The buses may have been on time, but now parents might have a new thing they’re worried about.
“Somebody has to get it under control,” Briggs said. “We’re playing Russian roulette with our kids. They’re out here running around, dropping them here, dropping them there.”
The parents said after fixing bus times, now JCPS needs to get the bus stops right.
While students may have been dropped off earlier than last week, parents said issues with bus stops still continue.
Austin Shane has a son who just started Kindergarten and is autistic. Shane said he got a message from JPS this morning saying his son who was set to be picked up from Auburndale Elementary at 3:54 p.m. The text said the district would send another message after school when the bus leaves the building.
However, at the end of the school day, that text never came. Shane was never alerted that his son had been picked up or that his bus was on the way. Then he got a phone call.
“I get a call from the school saying that he has been dropped off at a different elementary school,” Shane said. “And that the principal of the school is picking him up and that I need to pick him up from his school.”
Thanks to some help from his principal, his son finally made it home, but the school district wasn’t able to give an explanation as to why his son was never dropped off.
“That’s what they did not have information about,” Shane said. “They said different things, that maybe even the bus driver didn’t know where he was supposed to drop him off.”
Friday, WAVE obtained a letter to JCPS bus drivers with the protocol if a child’s parent isn’t at the stop. It tells them to continue with their route and drop the kid off at their next school.
Shane worries that the miscommunication will continue. He said his worst fear is that his son will get dropped off at the wrong stop and not know where he is.

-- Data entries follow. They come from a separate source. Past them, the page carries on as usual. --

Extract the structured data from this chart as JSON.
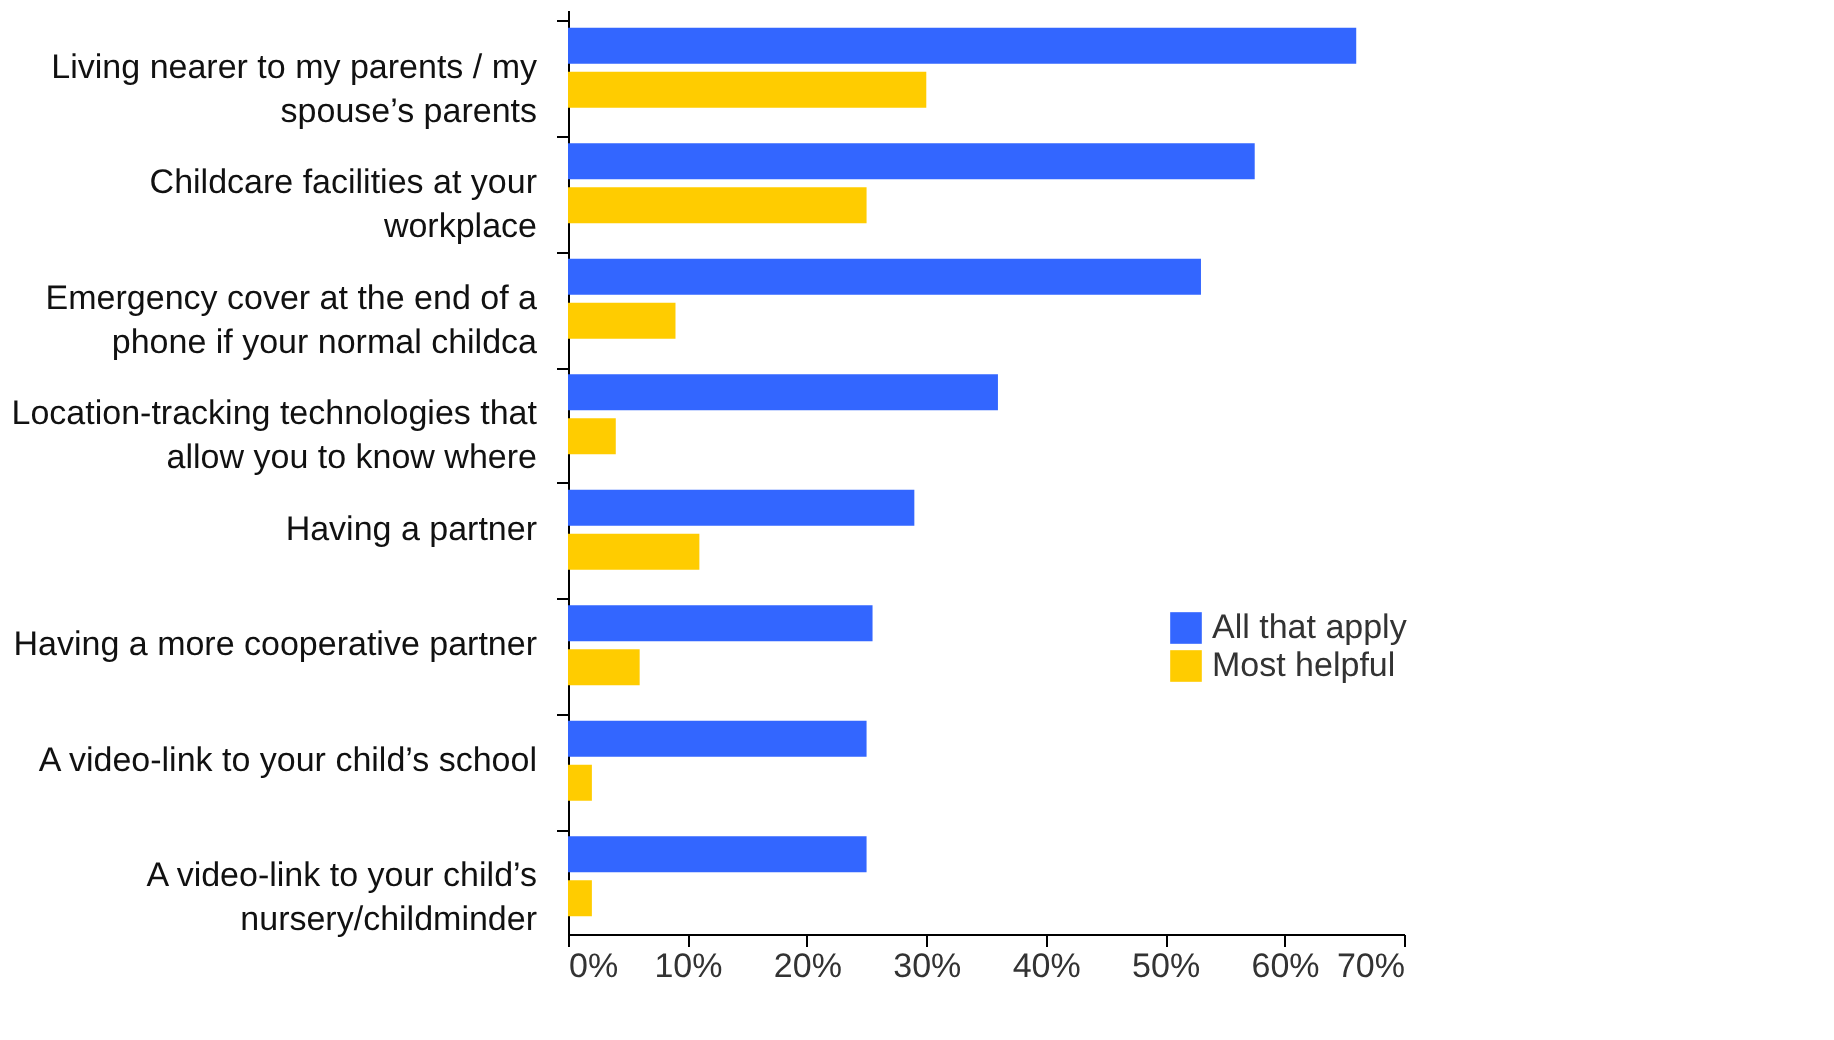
{
  "chart_data": {
    "type": "bar",
    "orientation": "horizontal",
    "categories": [
      "Living nearer to my parents / my spouse’s parents",
      "Childcare facilities at your workplace",
      "Emergency cover at the end of a phone if your normal childca",
      "Location-tracking technologies that allow you to know where",
      "Having a partner",
      "Having a more cooperative partner",
      "A video-link to your child’s school",
      "A video-link to your child’s nursery/childminder"
    ],
    "series": [
      {
        "name": "All that apply",
        "color": "#3366ff",
        "values": [
          66,
          57.5,
          53,
          36,
          29,
          25.5,
          25,
          25
        ]
      },
      {
        "name": "Most helpful",
        "color": "#ffcc00",
        "values": [
          30,
          25,
          9,
          4,
          11,
          6,
          2,
          2
        ]
      }
    ],
    "xlim": [
      0,
      70
    ],
    "xticks": [
      {
        "value": 0,
        "label": "0%"
      },
      {
        "value": 10,
        "label": "10%"
      },
      {
        "value": 20,
        "label": "20%"
      },
      {
        "value": 30,
        "label": "30%"
      },
      {
        "value": 40,
        "label": "40%"
      },
      {
        "value": 50,
        "label": "50%"
      },
      {
        "value": 60,
        "label": "60%"
      },
      {
        "value": 70,
        "label": "70%"
      }
    ],
    "grid": false,
    "legend": "right"
  }
}
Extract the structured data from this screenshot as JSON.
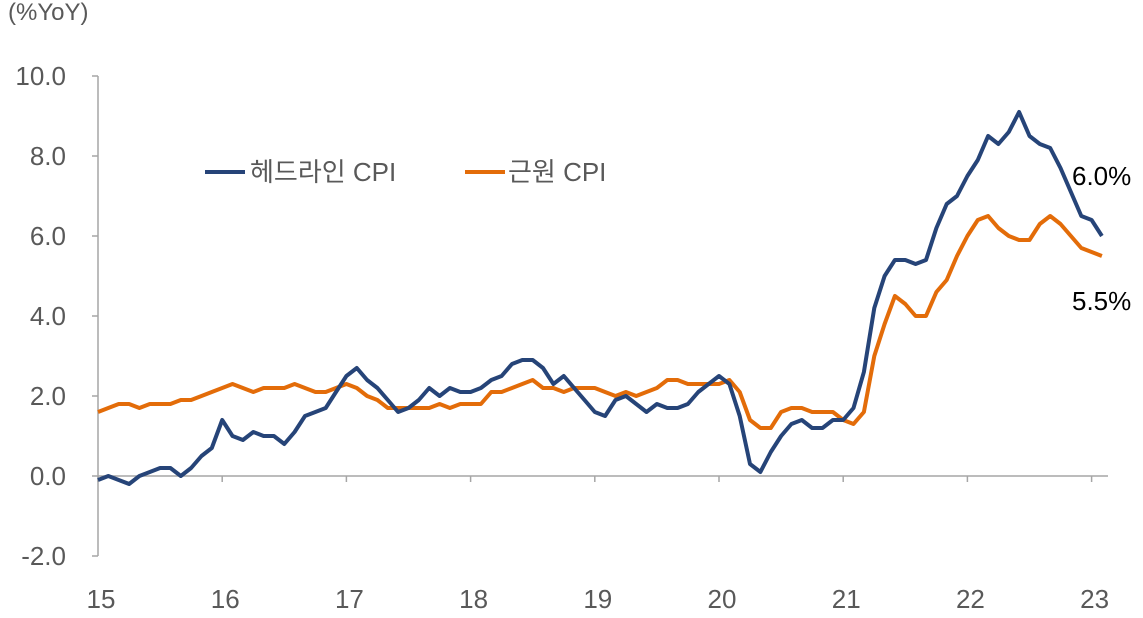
{
  "chart_data": {
    "type": "line",
    "unit_label": "(%YoY)",
    "x_start": "2015-01",
    "frequency": "monthly",
    "xticks": [
      "15",
      "16",
      "17",
      "18",
      "19",
      "20",
      "21",
      "22",
      "23"
    ],
    "yticks": [
      "-2.0",
      "0.0",
      "2.0",
      "4.0",
      "6.0",
      "8.0",
      "10.0"
    ],
    "ylim": [
      -2,
      10
    ],
    "legend_placement": "top-left",
    "series": [
      {
        "name": "헤드라인 CPI",
        "color": "#264478",
        "end_label": "6.0%",
        "values": [
          -0.1,
          0.0,
          -0.1,
          -0.2,
          0.0,
          0.1,
          0.2,
          0.2,
          0.0,
          0.2,
          0.5,
          0.7,
          1.4,
          1.0,
          0.9,
          1.1,
          1.0,
          1.0,
          0.8,
          1.1,
          1.5,
          1.6,
          1.7,
          2.1,
          2.5,
          2.7,
          2.4,
          2.2,
          1.9,
          1.6,
          1.7,
          1.9,
          2.2,
          2.0,
          2.2,
          2.1,
          2.1,
          2.2,
          2.4,
          2.5,
          2.8,
          2.9,
          2.9,
          2.7,
          2.3,
          2.5,
          2.2,
          1.9,
          1.6,
          1.5,
          1.9,
          2.0,
          1.8,
          1.6,
          1.8,
          1.7,
          1.7,
          1.8,
          2.1,
          2.3,
          2.5,
          2.3,
          1.5,
          0.3,
          0.1,
          0.6,
          1.0,
          1.3,
          1.4,
          1.2,
          1.2,
          1.4,
          1.4,
          1.7,
          2.6,
          4.2,
          5.0,
          5.4,
          5.4,
          5.3,
          5.4,
          6.2,
          6.8,
          7.0,
          7.5,
          7.9,
          8.5,
          8.3,
          8.6,
          9.1,
          8.5,
          8.3,
          8.2,
          7.7,
          7.1,
          6.5,
          6.4,
          6.0
        ]
      },
      {
        "name": "근원 CPI",
        "color": "#E36C09",
        "end_label": "5.5%",
        "values": [
          1.6,
          1.7,
          1.8,
          1.8,
          1.7,
          1.8,
          1.8,
          1.8,
          1.9,
          1.9,
          2.0,
          2.1,
          2.2,
          2.3,
          2.2,
          2.1,
          2.2,
          2.2,
          2.2,
          2.3,
          2.2,
          2.1,
          2.1,
          2.2,
          2.3,
          2.2,
          2.0,
          1.9,
          1.7,
          1.7,
          1.7,
          1.7,
          1.7,
          1.8,
          1.7,
          1.8,
          1.8,
          1.8,
          2.1,
          2.1,
          2.2,
          2.3,
          2.4,
          2.2,
          2.2,
          2.1,
          2.2,
          2.2,
          2.2,
          2.1,
          2.0,
          2.1,
          2.0,
          2.1,
          2.2,
          2.4,
          2.4,
          2.3,
          2.3,
          2.3,
          2.3,
          2.4,
          2.1,
          1.4,
          1.2,
          1.2,
          1.6,
          1.7,
          1.7,
          1.6,
          1.6,
          1.6,
          1.4,
          1.3,
          1.6,
          3.0,
          3.8,
          4.5,
          4.3,
          4.0,
          4.0,
          4.6,
          4.9,
          5.5,
          6.0,
          6.4,
          6.5,
          6.2,
          6.0,
          5.9,
          5.9,
          6.3,
          6.5,
          6.3,
          6.0,
          5.7,
          5.6,
          5.5
        ]
      }
    ]
  }
}
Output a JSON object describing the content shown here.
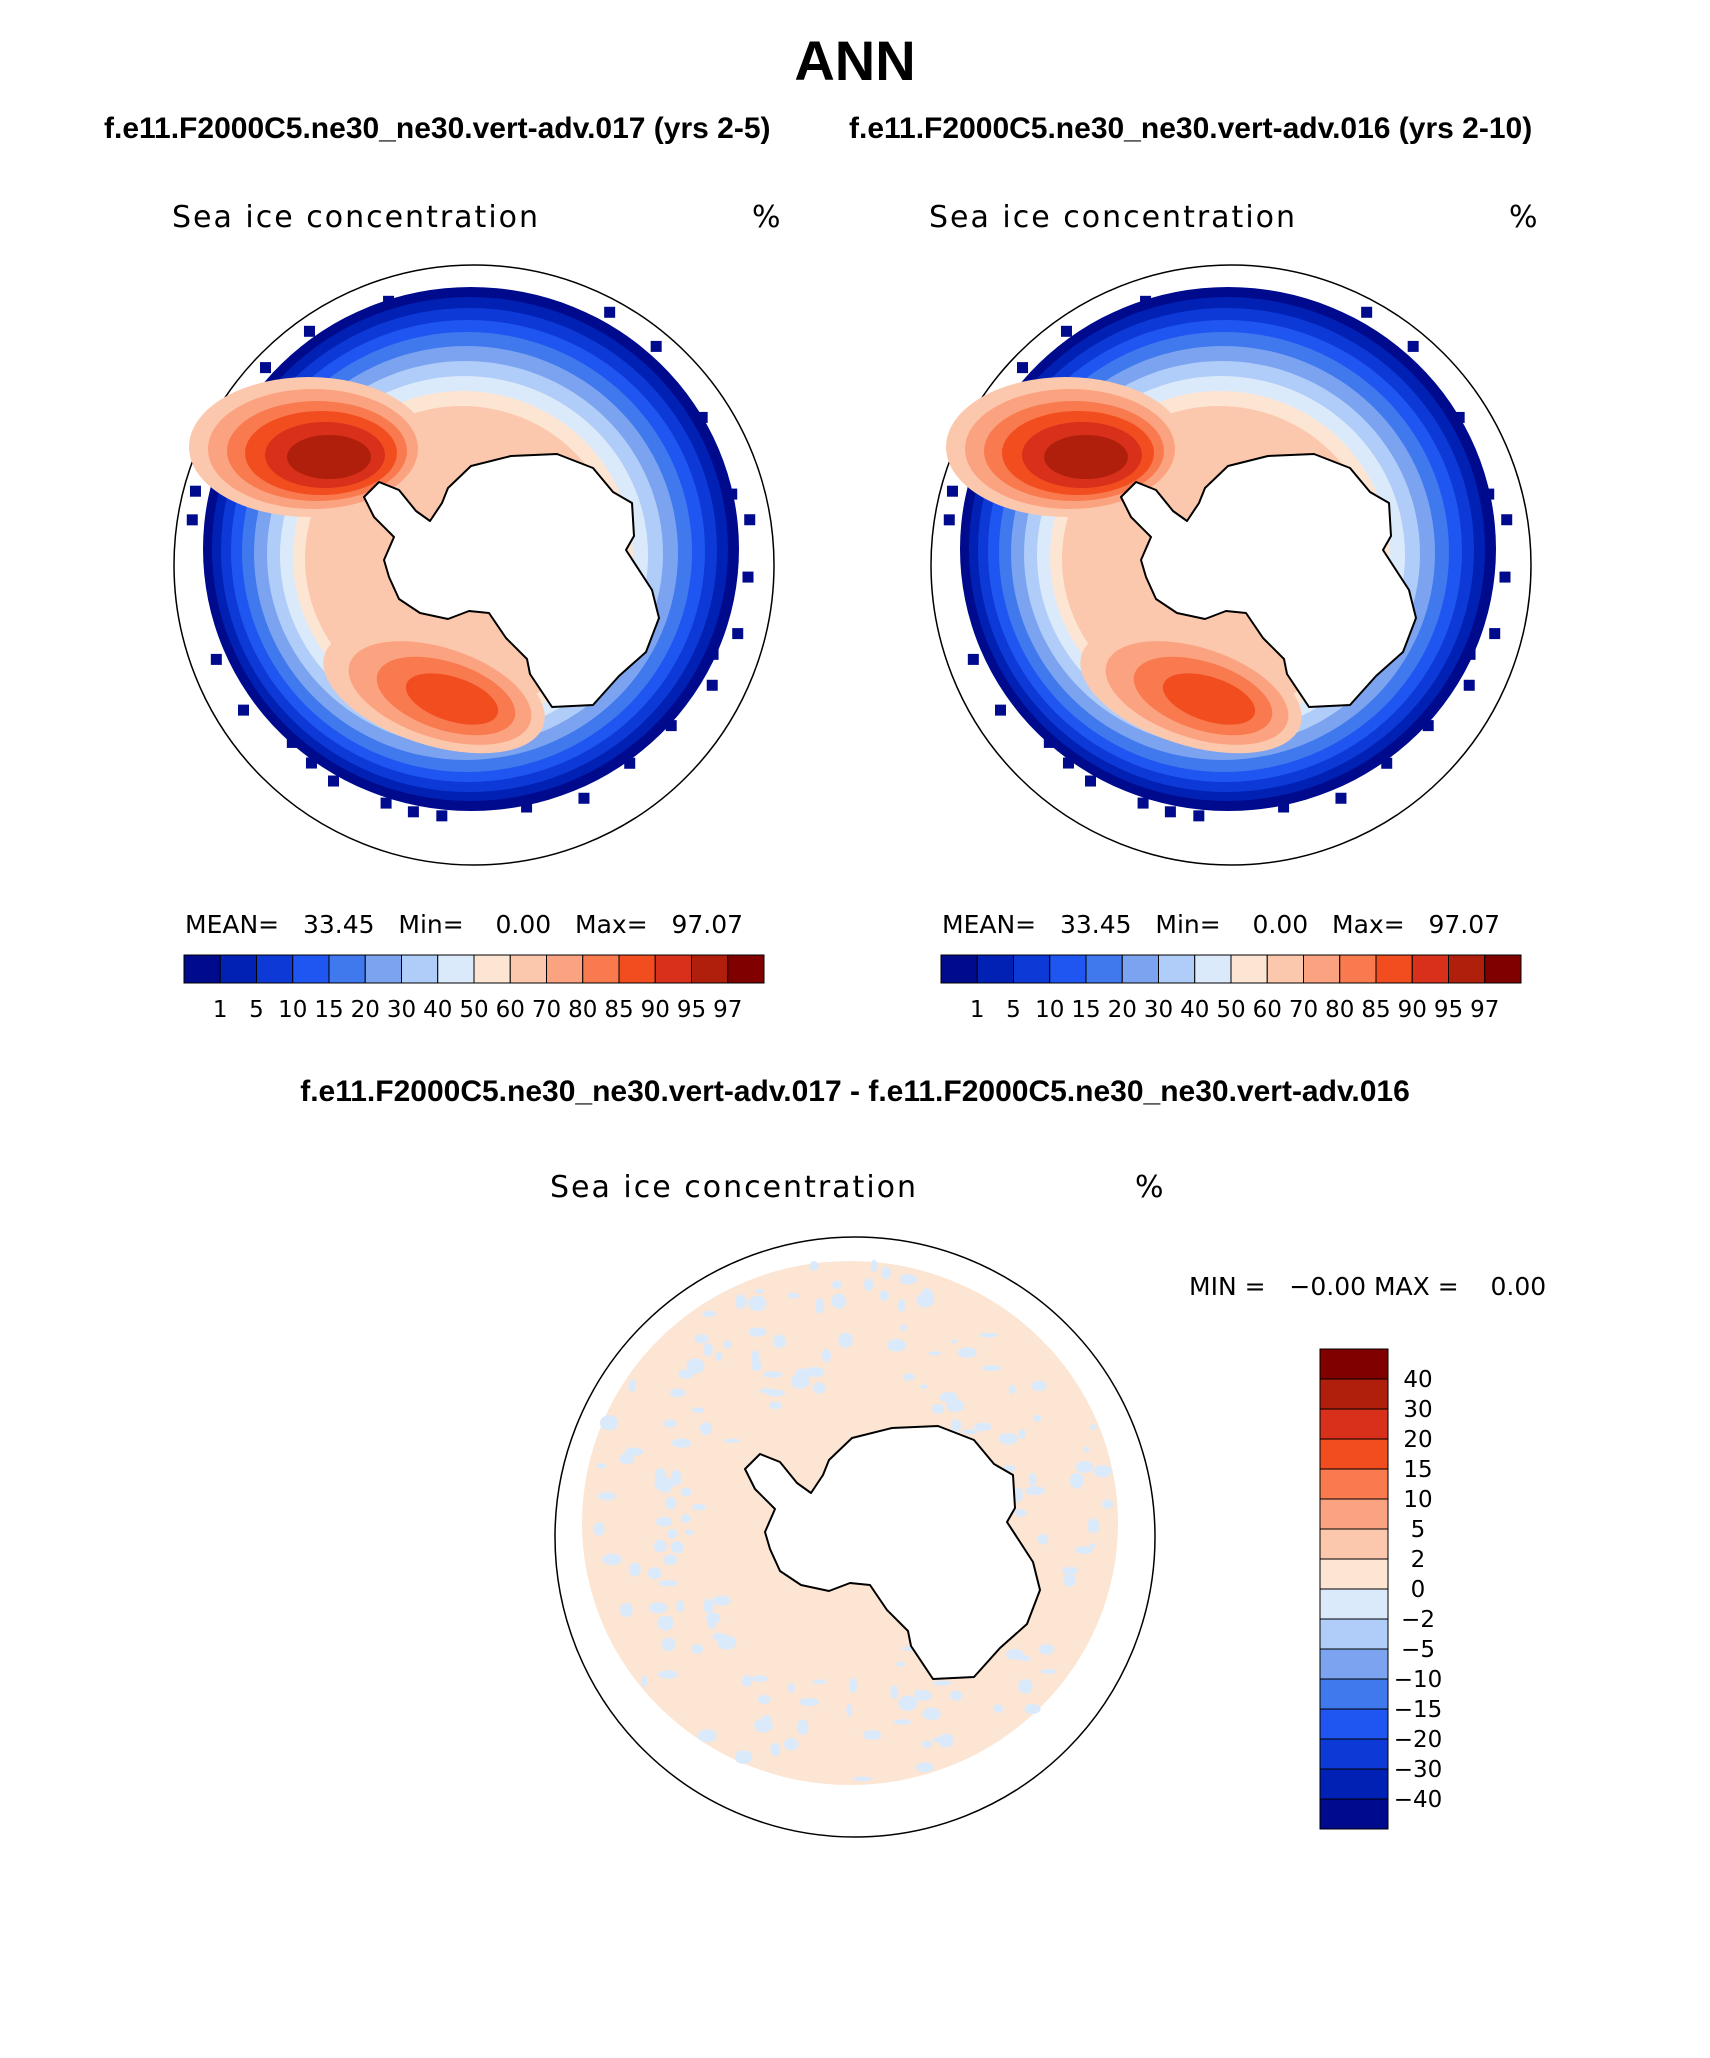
{
  "figure": {
    "title": "ANN",
    "case1_title": "f.e11.F2000C5.ne30_ne30.vert-adv.017 (yrs 2-5)",
    "case2_title": "f.e11.F2000C5.ne30_ne30.vert-adv.016 (yrs 2-10)",
    "diff_title": "f.e11.F2000C5.ne30_ne30.vert-adv.017 - f.e11.F2000C5.ne30_ne30.vert-adv.016"
  },
  "panels": [
    {
      "variable": "Sea ice concentration",
      "units": "%",
      "mean_label": "MEAN=",
      "mean": "33.45",
      "min_label": "Min=",
      "min": "0.00",
      "max_label": "Max=",
      "max": "97.07"
    },
    {
      "variable": "Sea ice concentration",
      "units": "%",
      "mean_label": "MEAN=",
      "mean": "33.45",
      "min_label": "Min=",
      "min": "0.00",
      "max_label": "Max=",
      "max": "97.07"
    },
    {
      "variable": "Sea ice concentration",
      "units": "%",
      "min_label": "MIN =",
      "min": "−0.00",
      "max_label": "MAX =",
      "max": "0.00"
    }
  ],
  "chart_data": [
    {
      "type": "heatmap",
      "projection": "south polar stereographic",
      "title": "Sea ice concentration",
      "units": "%",
      "stats": {
        "mean": 33.45,
        "min": 0.0,
        "max": 97.07
      },
      "levels": [
        1,
        5,
        10,
        15,
        20,
        30,
        40,
        50,
        60,
        70,
        80,
        85,
        90,
        95,
        97
      ],
      "colors": [
        "#000a8c",
        "#0021b4",
        "#0d3ad6",
        "#1f55f0",
        "#4078ee",
        "#7ba3f0",
        "#b0ccf8",
        "#dbeafb",
        "#fde5d3",
        "#fcc8ad",
        "#fba381",
        "#f87a4e",
        "#f24d1f",
        "#d8301a",
        "#b01f0c",
        "#800000"
      ]
    },
    {
      "type": "heatmap",
      "projection": "south polar stereographic",
      "title": "Sea ice concentration",
      "units": "%",
      "stats": {
        "mean": 33.45,
        "min": 0.0,
        "max": 97.07
      },
      "levels": [
        1,
        5,
        10,
        15,
        20,
        30,
        40,
        50,
        60,
        70,
        80,
        85,
        90,
        95,
        97
      ],
      "colors": [
        "#000a8c",
        "#0021b4",
        "#0d3ad6",
        "#1f55f0",
        "#4078ee",
        "#7ba3f0",
        "#b0ccf8",
        "#dbeafb",
        "#fde5d3",
        "#fcc8ad",
        "#fba381",
        "#f87a4e",
        "#f24d1f",
        "#d8301a",
        "#b01f0c",
        "#800000"
      ]
    },
    {
      "type": "heatmap",
      "projection": "south polar stereographic",
      "title": "Sea ice concentration",
      "units": "%",
      "stats": {
        "min": -0.0,
        "max": 0.0
      },
      "levels": [
        40,
        30,
        20,
        15,
        10,
        5,
        2,
        0,
        -2,
        -5,
        -10,
        -15,
        -20,
        -30,
        -40
      ],
      "level_labels": [
        "40",
        "30",
        "20",
        "15",
        "10",
        "5",
        "2",
        "0",
        "−2",
        "−5",
        "−10",
        "−15",
        "−20",
        "−30",
        "−40"
      ],
      "colors": [
        "#800000",
        "#b01f0c",
        "#d8301a",
        "#f24d1f",
        "#f87a4e",
        "#fba381",
        "#fcc8ad",
        "#fde5d3",
        "#dbeafb",
        "#b0ccf8",
        "#7ba3f0",
        "#4078ee",
        "#1f55f0",
        "#0d3ad6",
        "#0021b4",
        "#000a8c"
      ]
    }
  ]
}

“If he was able to get off at the wrong bus stop or anything and him not knowing how to deal with that matter and just the fear of him being scared, not knowing something new,” Shane said.
He said his son was non-verbal just a couple of years ago. After attending therapy, it was a major accomplishment that he was able to attend Kindergarten. Now, Shane worries that all the confusion will only set him back.
“This is actually his second day of Kindergarten,” Shane said. “And we just want him to have a good experience so that it doesn’t progress him back.”